GIF Sonderreihe zur Erinnerungskultur in Deutschland

Das Ziel ist erreicht: 2018 vom Gemeinderat beschlossen, eröffnete die Stadt Freiburg am 20. März 2025 im ehemaligen Verkehrsamtsgebäude das „Dokumentationszentrum Nationalsozialismus“ (DZNS). Es ist ein wichtiger Meilenstein in der lokalen Erinnerungskultur – Anlass genug für uns „Grüne in Freiburg“, zu fragen, von welchen Werten eine lokale Erinnerungskultur geleitet sein soll und welches besondere Potenzial die Erinnerungskultur auf lokaler Ebene besitzt.  Der folgende Artikel fasst in der Rückschau alle Artikelbeiträge zur Sonderreihe des Online Magazin GIF „Grün in Freiburg“, die im Hinblick auf die Eröffnung des DZNS in den vergangenen zwei Jahren mit unterschiedlichen Fragestellungen veröffentlicht wurden, zusammen und bettet sie in den aktuellen Debattenkontext ein.

Für eine Gesellschaft, die sich an den demokratischen Werten der Menschenwürde, der Vielfalt und des gewaltfreien Interessensausgleichs orientiert, ist die Art und Weise, wie man sich an die eigene Geschichte erinnert, von fundamentaler Bedeutung. Denn wenn sich eine Gesellschaft mit der eigenen Vergangenheit beschäftigt, so führt sie immer einen Dialog mit sich selbst: Wo kommen wir her? Was unterscheidet uns von anderen? Vor allem: Welche Werte wollen wir vertreten? An was wollen wir uns positiv erinnern, welche Ereignisse bewerten wir negativ? In welche historische Kontinuitätslinie wollen wir uns stellen?

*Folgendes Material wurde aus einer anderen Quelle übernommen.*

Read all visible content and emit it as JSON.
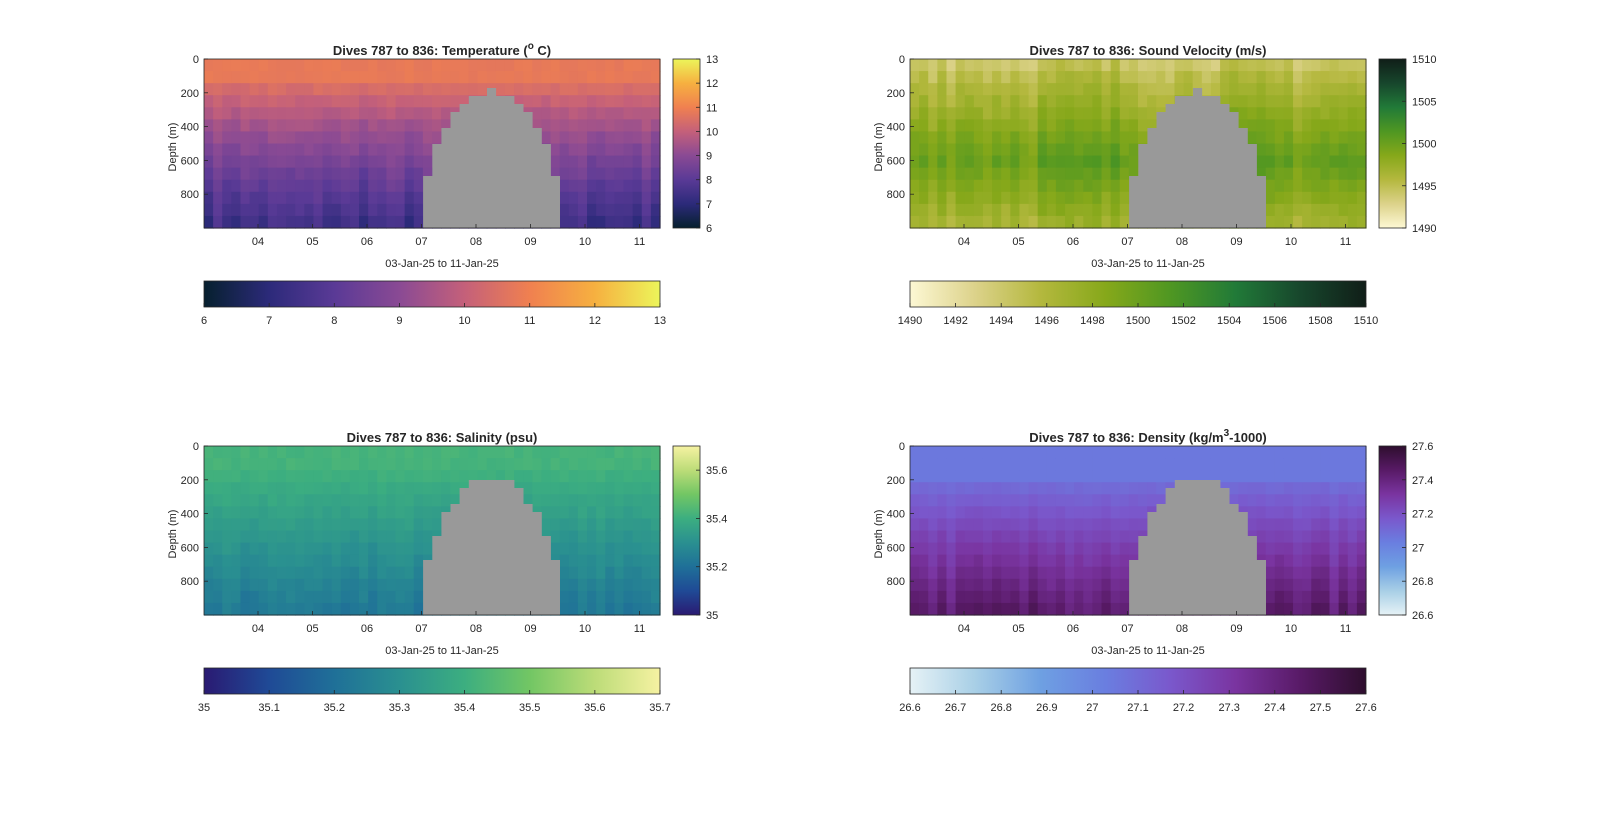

Je nachdem, für welche politischen Traditionen und Werte wir uns entscheiden, entscheiden wir uns auch für oder gegen eine bestimmte politisch-gesellschaftliche Ordnung, für oder gegen die Demokratie. Die angemessene Erinnerung an den Nationalsozialismus, seine Verbrechen und das extreme Leid, das er verursacht hat, ist daher – als Negativgeschichte – ein unverzichtbarer Baustein für die Demokratiebildung.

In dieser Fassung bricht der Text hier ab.